Indeed, the sizable ensemble cast of “Downton Abbey: A New Era” introduces the challenge of weaving together a web of plotlines into a cohesive narrative, without leaving any individuals from the colorful assemblage of fan favorites behind. Yet Curtis leans into this complex, multinarrative structure with creative zeal.
“That was kind of thrilling because every scene was somebody’s most important scene,” the director said.
Throughout an action-packed two hours, audiences experience a riveting rollercoaster ride filled with intriguing twists and turns — whether it’s a potentially ruinous and groundbreaking scandal, an unexpected marriage proposal or a tearful goodbye to one of the most beloved characters. Together, these gripping scenes underscore one of the film’s greatest strengths: The ability to capture poignant moments between the middle and upper-class relationships that eclipse mere socioeconomic status.
“That’s what I think I aim for as a director — just to give everyone a dignity, whatever age, class, sex they are. And I think that’s Julian Fellowes’ great strength,” Curtis said, referencing the visionary “Downton Abbey” creator and screenwriter. “That’s why the show is so popular all over the world. Because everyone sort of identifies with someone, sees their own family dynamic in some way.”
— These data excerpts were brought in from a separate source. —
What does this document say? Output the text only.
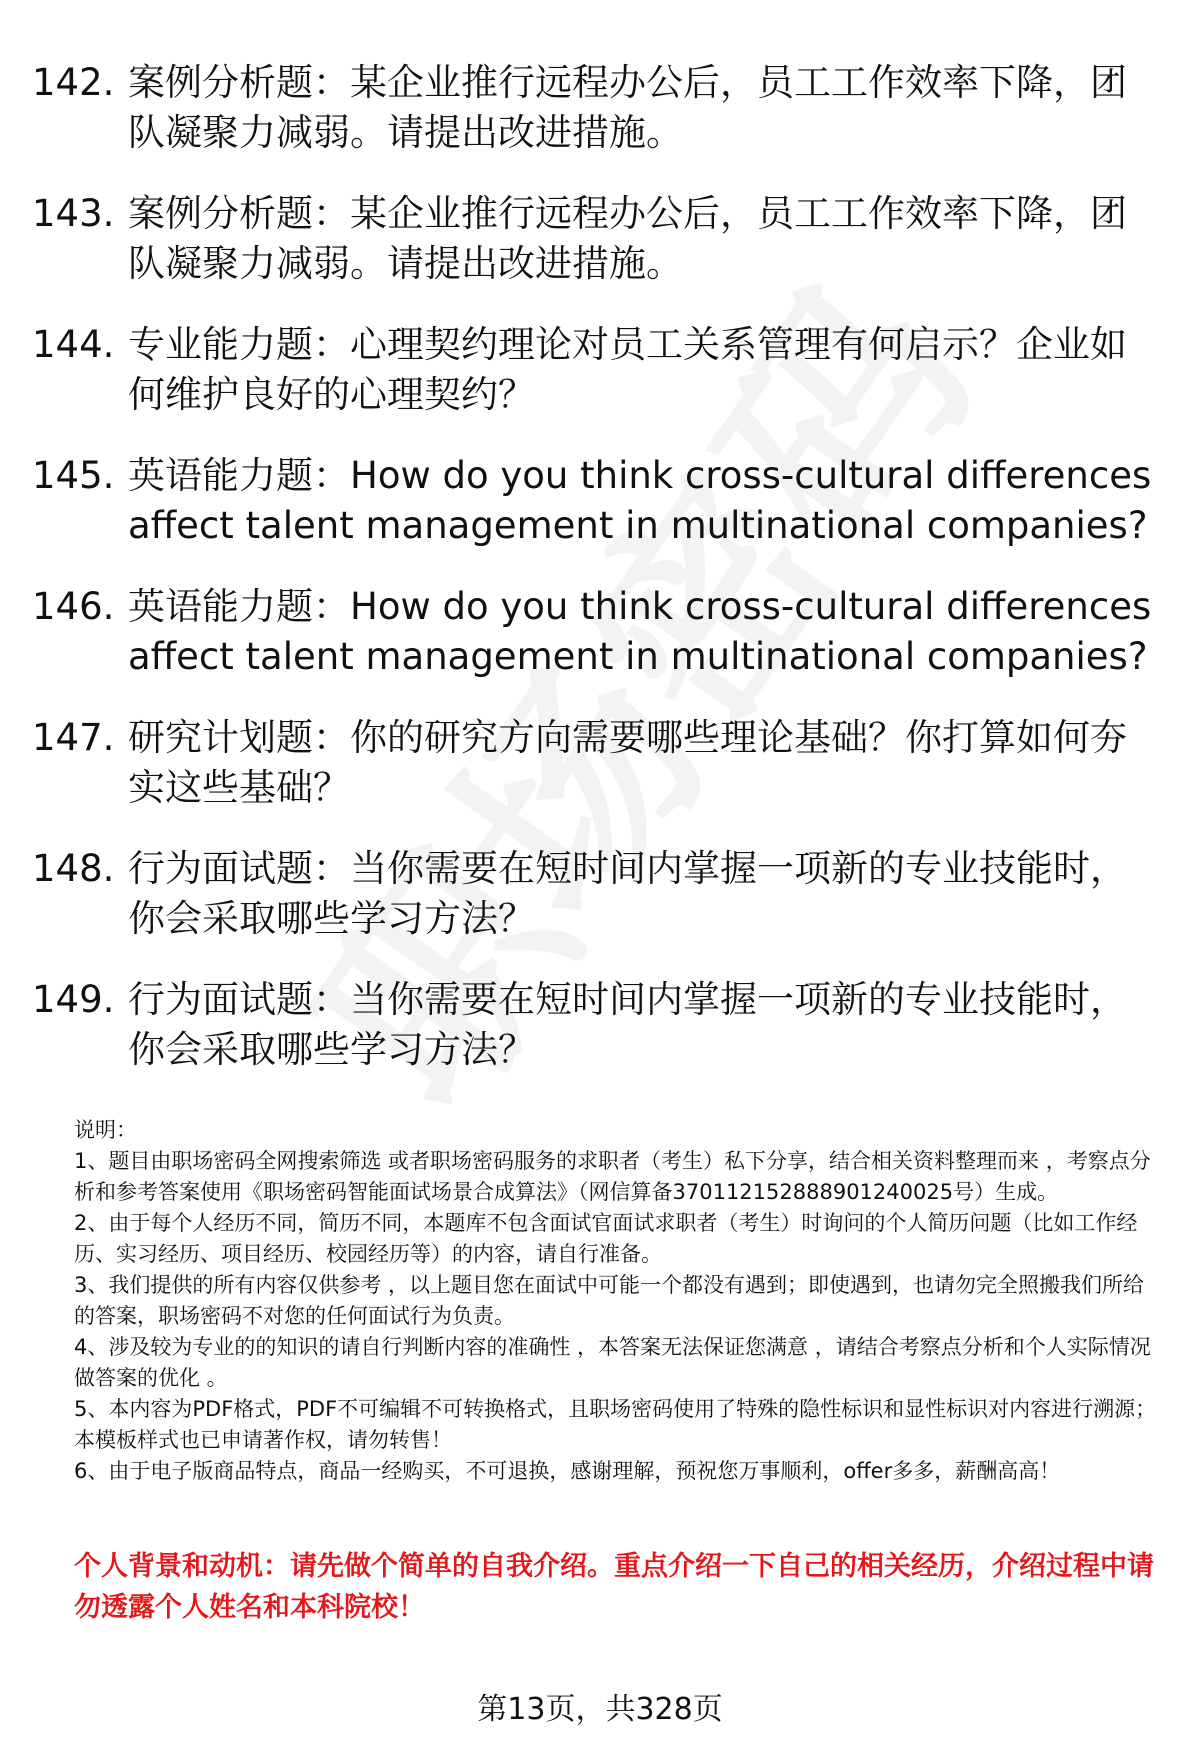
142. 案例分析题：某企业推行远程办公后，员工工作效率下降，团队凝聚力减弱。请提出改进措施。
143. 案例分析题：某企业推行远程办公后，员工工作效率下降，团队凝聚力减弱。请提出改进措施。
144. 专业能力题：心理契约理论对员工关系管理有何启示？企业如何维护良好的心理契约？
145. 英语能力题：How do you think cross-cultural differences affect talent management in multinational companies?
146. 英语能力题：How do you think cross-cultural differences affect talent management in multinational companies?
147. 研究计划题：你的研究方向需要哪些理论基础？你打算如何夯实这些基础？
148. 行为面试题：当你需要在短时间内掌握一项新的专业技能时，你会采取哪些学习方法？
149. 行为面试题：当你需要在短时间内掌握一项新的专业技能时，你会采取哪些学习方法？

说明：

1、题目由职场密码全网搜索筛选 或者职场密码服务的求职者（考生）私下分享，结合相关资料整理而来 ，考察点分析和参考答案使用《职场密码智能面试场景合成算法》（网信算备370112152888901240025号）生成。

2、由于每个人经历不同，简历不同，本题库不包含面试官面试求职者（考生）时询问的个人简历问题（比如工作经历、实习经历、项目经历、校园经历等）的内容，请自行准备。

3、我们提供的所有内容仅供参考 ，以上题目您在面试中可能一个都没有遇到；即使遇到，也请勿完全照搬我们所给的答案，职场密码不对您的任何面试行为负责。

4、涉及较为专业的的知识的请自行判断内容的准确性 ，本答案无法保证您满意 ，请结合考察点分析和个人实际情况做答案的优化 。

5、本内容为PDF格式，PDF不可编辑不可转换格式，且职场密码使用了特殊的隐性标识和显性标识对内容进行溯源；本模板样式也已申请著作权，请勿转售！

6、由于电子版商品特点，商品一经购买，不可退换，感谢理解，预祝您万事顺利，offer多多，薪酬高高！

个人背景和动机：请先做个简单的自我介绍。重点介绍一下自己的相关经历，介绍过程中请勿透露个人姓名和本科院校！
第13页，共328页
One of the more entangled subplots of the film sequel finds Curtis navigating a metacinematic experience: Filming a film within a film. To attain the financial support necessary to address the deteriorating physical state of the family mansion, Lady Mary allows a film production company to shoot a silent movie called “The Gambler” within the ornate abode. As modernity clashes with tradition inside the estate’s hallowed halls, this decision proves to be rocky terrain not only for characters within the Downton residence, but also for those outside the confines of the film’s narratological structure.
“You’ve got your fake crew, your real crew, you’ve got 22 characters, then the Crawley family come to watch,” Curtis explained. “It’s a real 3D Sudoku trying to work out how to shoot it.”
But this isn’t Curtis’s first experience with an involved, film-within-a-film storyline. His 2011 film “My Week with Marilyn” chronicles a week with Marilyn Monroe (Michelle Williams) and the creation of the 1957 film “The Prince and the Showgirl.” Drawing on prior knowledge and learned experiences from “My Week with Marilyn” helped keep Curtis grounded amongst the metacinematic filmmaking complexities of the newest “Downton Abbey” installment.
“I knew that if you’re doing a scene in which a scene is being filmed from another film, you’ve got to make sure everyone knows what that scene they’re filming is — because sometimes the script is just three lines,” Curtis recalled from his time directing the 2011 biopic.
Aside from the silent-film plot point, a notable portion of the film follows members of the aristocratic family as they travel from England to the south of France to investigate a mystifying potential scandal. Yet international travel was a feat made difficult considering much of the film was shot during the height of the COVID-19 pandemic in 2021.
“The biggest issue was that we didn’t know whether we were going to be able to go because of the travel restrictions,” the filmmaker said. “So we had to prepare British versions, British locations for all the French scenes in case we couldn’t go.”
Many COVID-19 tests later, the crew was fortunately able to safely and successfully finish filming in France. Emerging from the middle of the COVID-19 pandemic with just as much heart and grace, the “Downton Abbey” narrative still stands the test of time.
“They’re human beings engaging with each other,” Curtis stated, “which is what I think the greatest strength of Downton is, whether it’s 1928, or 2008.”
“Downton Abbey: A New Era” might take place almost a century away from the modern world, but Curtis’s evocative, intimate storytelling infuses the film with a nostalgic warmth that resonates with today’s audiences — and surely with viewers for many years to come.